A gente vê o assessor de Aécio dizendo que o salário mínimo cresceu demais e já fica de orelha em pé…

O grande erro do Lula foi apreciar o câmbio, mas o grande mérito foi diminuir a desigualdade no Brasil e o grande instrumento foi a política de salário mínimo. Mesmo sem gatilho, o governo Lula aumentou em 52% o salário mínimo. Isso mudou totalmente a vida não somente dos trabalhadores, mas também dos aposentados. Foi um fator fundamental da diminuição da desigualdade no Brasil. Em segundo lugar foi a bolsa família.

Essa viagem de volta à centro-esquerda, aos 80 anos, faz você se sentir bem consigo mesmo?

Ah, muito. É uma questão de coerência pessoal. Toda a minha vida, desde menino, sempre fui de esquerda. Fui aluno do colégio São Luiz e tinha amigos de direita –que continuam, aliás, de direita– e eu era de esquerda. Eles liam O Estado de S.Paulo e eu lia o Diário de São Paulo. (Risos)
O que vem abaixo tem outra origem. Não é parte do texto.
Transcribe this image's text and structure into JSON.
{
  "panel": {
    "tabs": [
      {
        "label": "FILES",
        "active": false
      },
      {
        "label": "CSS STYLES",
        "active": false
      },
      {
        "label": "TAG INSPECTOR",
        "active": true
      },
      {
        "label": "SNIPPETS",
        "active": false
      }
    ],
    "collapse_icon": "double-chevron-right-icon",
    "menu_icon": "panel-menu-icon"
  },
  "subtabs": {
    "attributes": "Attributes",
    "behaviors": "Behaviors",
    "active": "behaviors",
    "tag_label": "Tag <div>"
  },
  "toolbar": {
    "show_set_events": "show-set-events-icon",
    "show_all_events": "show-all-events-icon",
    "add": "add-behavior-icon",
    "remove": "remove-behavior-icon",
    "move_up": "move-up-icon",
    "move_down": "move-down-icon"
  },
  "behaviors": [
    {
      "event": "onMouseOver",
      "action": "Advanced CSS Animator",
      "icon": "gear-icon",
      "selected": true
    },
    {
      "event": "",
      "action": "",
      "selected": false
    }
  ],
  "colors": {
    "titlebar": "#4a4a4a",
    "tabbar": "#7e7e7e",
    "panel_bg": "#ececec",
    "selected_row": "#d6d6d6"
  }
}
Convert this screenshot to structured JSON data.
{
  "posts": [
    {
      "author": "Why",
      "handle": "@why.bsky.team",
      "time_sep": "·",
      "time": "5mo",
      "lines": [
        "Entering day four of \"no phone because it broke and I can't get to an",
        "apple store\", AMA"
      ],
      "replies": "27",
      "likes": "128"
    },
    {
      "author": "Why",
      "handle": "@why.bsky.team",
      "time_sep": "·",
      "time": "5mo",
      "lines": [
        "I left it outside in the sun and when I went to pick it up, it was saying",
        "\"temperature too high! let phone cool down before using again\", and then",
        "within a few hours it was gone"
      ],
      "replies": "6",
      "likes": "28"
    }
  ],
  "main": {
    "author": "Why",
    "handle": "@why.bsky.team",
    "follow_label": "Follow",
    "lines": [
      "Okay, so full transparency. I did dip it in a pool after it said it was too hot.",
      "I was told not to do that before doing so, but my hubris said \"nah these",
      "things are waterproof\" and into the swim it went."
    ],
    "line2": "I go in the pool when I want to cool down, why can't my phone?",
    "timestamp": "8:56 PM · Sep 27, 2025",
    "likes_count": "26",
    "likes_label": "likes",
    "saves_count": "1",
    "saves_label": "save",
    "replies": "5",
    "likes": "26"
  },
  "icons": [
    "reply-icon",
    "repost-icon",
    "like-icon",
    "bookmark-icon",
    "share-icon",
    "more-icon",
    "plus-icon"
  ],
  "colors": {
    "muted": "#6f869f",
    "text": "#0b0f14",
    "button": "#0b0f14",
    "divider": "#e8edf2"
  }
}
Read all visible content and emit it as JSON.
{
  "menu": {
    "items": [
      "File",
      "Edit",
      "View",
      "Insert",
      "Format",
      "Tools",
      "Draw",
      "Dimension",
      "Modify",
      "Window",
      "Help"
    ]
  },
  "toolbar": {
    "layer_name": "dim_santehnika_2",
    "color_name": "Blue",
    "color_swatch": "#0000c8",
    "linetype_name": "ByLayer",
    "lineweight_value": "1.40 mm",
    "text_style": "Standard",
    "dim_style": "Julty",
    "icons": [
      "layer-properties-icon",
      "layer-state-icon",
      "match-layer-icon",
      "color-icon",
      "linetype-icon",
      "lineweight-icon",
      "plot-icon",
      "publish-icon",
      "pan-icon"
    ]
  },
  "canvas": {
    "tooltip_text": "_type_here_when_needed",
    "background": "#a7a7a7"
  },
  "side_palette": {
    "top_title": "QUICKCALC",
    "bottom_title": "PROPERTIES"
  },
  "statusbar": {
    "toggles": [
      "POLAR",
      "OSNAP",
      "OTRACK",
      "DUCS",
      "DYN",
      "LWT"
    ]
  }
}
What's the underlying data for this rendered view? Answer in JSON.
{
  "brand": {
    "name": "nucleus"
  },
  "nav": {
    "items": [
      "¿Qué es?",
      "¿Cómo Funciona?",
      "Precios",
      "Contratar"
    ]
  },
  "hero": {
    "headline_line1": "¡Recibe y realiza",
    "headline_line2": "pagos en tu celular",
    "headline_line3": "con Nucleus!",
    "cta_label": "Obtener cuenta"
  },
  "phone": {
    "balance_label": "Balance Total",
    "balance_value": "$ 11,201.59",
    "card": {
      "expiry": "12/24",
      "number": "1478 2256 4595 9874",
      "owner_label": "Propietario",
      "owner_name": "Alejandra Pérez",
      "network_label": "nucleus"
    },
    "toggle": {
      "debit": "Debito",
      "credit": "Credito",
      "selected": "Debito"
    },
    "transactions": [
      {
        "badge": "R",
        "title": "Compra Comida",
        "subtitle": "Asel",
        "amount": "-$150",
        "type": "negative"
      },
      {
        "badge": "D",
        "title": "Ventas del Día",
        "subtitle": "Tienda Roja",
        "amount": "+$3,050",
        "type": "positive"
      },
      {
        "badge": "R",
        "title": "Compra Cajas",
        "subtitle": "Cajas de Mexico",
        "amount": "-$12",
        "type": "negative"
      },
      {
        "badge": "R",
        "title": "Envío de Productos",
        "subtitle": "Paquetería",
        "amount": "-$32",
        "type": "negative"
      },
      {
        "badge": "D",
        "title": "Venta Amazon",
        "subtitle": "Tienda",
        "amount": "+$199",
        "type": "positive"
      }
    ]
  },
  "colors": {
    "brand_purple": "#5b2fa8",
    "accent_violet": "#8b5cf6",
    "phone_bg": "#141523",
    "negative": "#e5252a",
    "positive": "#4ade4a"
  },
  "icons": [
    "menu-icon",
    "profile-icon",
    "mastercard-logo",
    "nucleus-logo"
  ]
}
Mas é uma coisa de família? De onde vem isso?

Meu pai foi deputado estadual pelo PTB, era jornalista. Isso pode ter tido uma certa influência. Mas também vem de um certo idealismo, uma preocupação com a justiça social. Aos 16 anos, me tornei membro da ação católica, a JEC (Juventude Estudantil Católica), depois JUC (Juventude Universitária Católica), que se tornaria AP (Ação Popular) durante a ditadura. Meu grupo de amigos original é o grupo que formei lá, Jorge Cunha Lima, Fernão Bracher, Chico Whitaker, Plinio de Arruda Sampaio… Socialismo cristão, mais ou menos. Aos 20 anos descubro o Iseb e o desenvolvimentismo, ou seja, o nacionalismo econômico. As idéias do socialismo cristão eram muito utópicas. Nos anos 1970 estudei muito Marx. Eu não sou marxista, mas quase. A minha visão é que os dois maiores pensadores de todos os tempos foram, na Antiguidade, Aristóteles, e na modernidade, Karl Marx. Isso não quer dizer que concorde com as coisas que ele falou, especialmente as coisas políticas que ele falou. Há algum tempo elaborei minha própria definição sobre o que é ser conservador e o que é ser progressista. Para mim, o que diferencia o conservador do progressista é que o conservador prioriza a ordem em qualquer circunstância, enquanto o progressista está disposto a arriscar a ordem em nome da justiça social. Pode haver gente em ambos os lados defendendo o desenvolvimento econômico e a liberdade individual. Justiça social, não.